Some of the world’s largest economies ramped up calls to increase support to troubled emerging countries ahead of a Group of 20 finance chiefs meeting.
“We need to work together to ease the debt overhang that is holding back too many countries,” US Treasury Secretary Janet Yellen said on Thursday. Yellen said she would push for all bilateral official creditors, including China, to participate in debt restructuring for developing countries in distress.
Rising debt distress in a slew of emerging economies forms the backdrop at the gathering of world’s most influential economies in India’s southern city of Bengaluru. France and Indonesia also urged reforms to the global financial architecture in a bid to quickly help developing nations facing painful debt restructuring talks after the pandemic ravaged their economies.
“The international financial architecture must be reformed to ensure greater solidarity for developing countries,” Bruno Le Maire, France’s minister for economy and finance, told India’s Economic Times in an interview published on Thursday.

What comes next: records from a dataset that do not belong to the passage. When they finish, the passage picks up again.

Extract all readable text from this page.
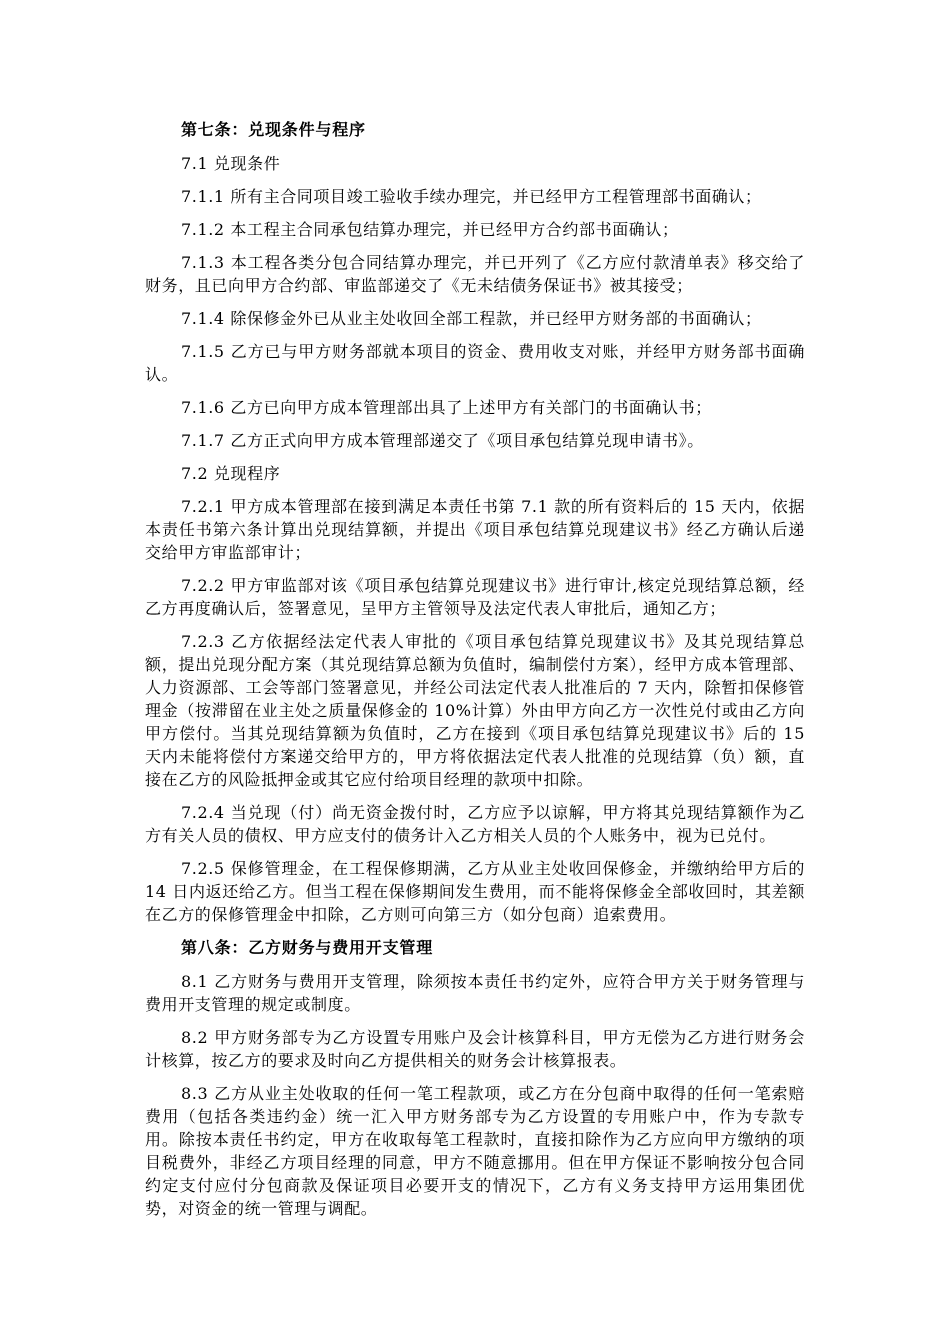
第七条：兑现条件与程序
7.1 兑现条件
7.1.1 所有主合同项目竣工验收手续办理完，并已经甲方工程管理部书面确认；
7.1.2 本工程主合同承包结算办理完，并已经甲方合约部书面确认；
7.1.3 本工程各类分包合同结算办理完，并已开列了《乙方应付款清单表》移交给了财务，且已向甲方合约部、审监部递交了《无未结债务保证书》被其接受；
7.1.4 除保修金外已从业主处收回全部工程款，并已经甲方财务部的书面确认；
7.1.5 乙方已与甲方财务部就本项目的资金、费用收支对账，并经甲方财务部书面确认。
7.1.6 乙方已向甲方成本管理部出具了上述甲方有关部门的书面确认书；
7.1.7 乙方正式向甲方成本管理部递交了《项目承包结算兑现申请书》。
7.2 兑现程序
7.2.1 甲方成本管理部在接到满足本责任书第 7.1 款的所有资料后的 15 天内，依据本责任书第六条计算出兑现结算额，并提出《项目承包结算兑现建议书》经乙方确认后递交给甲方审监部审计；
7.2.2 甲方审监部对该《项目承包结算兑现建议书》进行审计,核定兑现结算总额，经乙方再度确认后，签署意见，呈甲方主管领导及法定代表人审批后，通知乙方；
7.2.3 乙方依据经法定代表人审批的《项目承包结算兑现建议书》及其兑现结算总额，提出兑现分配方案（其兑现结算总额为负值时，编制偿付方案），经甲方成本管理部、人力资源部、工会等部门签署意见，并经公司法定代表人批准后的 7 天内，除暂扣保修管理金（按滞留在业主处之质量保修金的 10%计算）外由甲方向乙方一次性兑付或由乙方向甲方偿付。当其兑现结算额为负值时，乙方在接到《项目承包结算兑现建议书》后的 15 天内未能将偿付方案递交给甲方的，甲方将依据法定代表人批准的兑现结算（负）额，直接在乙方的风险抵押金或其它应付给项目经理的款项中扣除。
7.2.4 当兑现（付）尚无资金拨付时，乙方应予以谅解，甲方将其兑现结算额作为乙方有关人员的债权、甲方应支付的债务计入乙方相关人员的个人账务中，视为已兑付。
7.2.5 保修管理金，在工程保修期满，乙方从业主处收回保修金，并缴纳给甲方后的 14 日内返还给乙方。但当工程在保修期间发生费用，而不能将保修金全部收回时，其差额在乙方的保修管理金中扣除，乙方则可向第三方（如分包商）追索费用。
第八条：乙方财务与费用开支管理
8.1 乙方财务与费用开支管理，除须按本责任书约定外，应符合甲方关于财务管理与费用开支管理的规定或制度。
8.2 甲方财务部专为乙方设置专用账户及会计核算科目，甲方无偿为乙方进行财务会计核算，按乙方的要求及时向乙方提供相关的财务会计核算报表。
8.3 乙方从业主处收取的任何一笔工程款项，或乙方在分包商中取得的任何一笔索赔费用（包括各类违约金）统一汇入甲方财务部专为乙方设置的专用账户中，作为专款专用。除按本责任书约定，甲方在收取每笔工程款时，直接扣除作为乙方应向甲方缴纳的项目税费外，非经乙方项目经理的同意，甲方不随意挪用。但在甲方保证不影响按分包合同约定支付应付分包商款及保证项目必要开支的情况下，乙方有义务支持甲方运用集团优势，对资金的统一管理与调配。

While the developed nations encouraged the G20 to step up efforts to resolve the debt crises, Indonesia’s Finance Minister Sri Mulyani Indrawati said creditor nations must make progress on restructuring.
“Traditional creditors like the Paris Club, as well as new creditors like China, need to step in and start to discuss as these countries need fiscal space to serve the debt, which is at the cost of their own survival,” Indrawati said on the sidelines of G20 meetings.
About 60% of low-income countries are already in or at high risk of debt distress, according to International Monetary Fund data. Debt worries of South Asian economies such as Pakistan, Sri Lanka and Bangladesh are particularly in the spotlight as world officials gather in the region.
Efforts to negotiate sovereign-debt restructuring in countries such as Zambia and Sri Lanka have stalled as Washington and Beijing disagree on the way forward, leaving those economies in a destructive limbo.
“Most urgent is the need to provide debt treatment to Zambia, and to commit to specific and credible financing assurances for Sri Lanka,” Yellen told a press conference. “It’s important for China to co-operate.”
The meetings in Bengaluru, formerly known as Bangalore, focus on reforming the global financial architecture amid rising debt repayment problems. Many are racing against time to restructure debt and discussions have turned political, with the US, India and other lenders from the Paris Club pressuring China to take a haircut on loans to poor nations.
China, on the other hand, is offering to extend the repayment schedule and wants loans made by the World Bank and other multilateral lenders included in any restructuring. That’s partly driven by a Chinese view of those institutions as proxies for US power.
Spain’s Economy Minister Nadia Calvino said the role of multilateral lenders like the World Bank should not be undermined and urged key global creditors to contribute to debt relief efforts.
“We need to find a balance and the right approach that provides relief without weakening the common safety net,” Calvino told Bloomberg Television in an interview.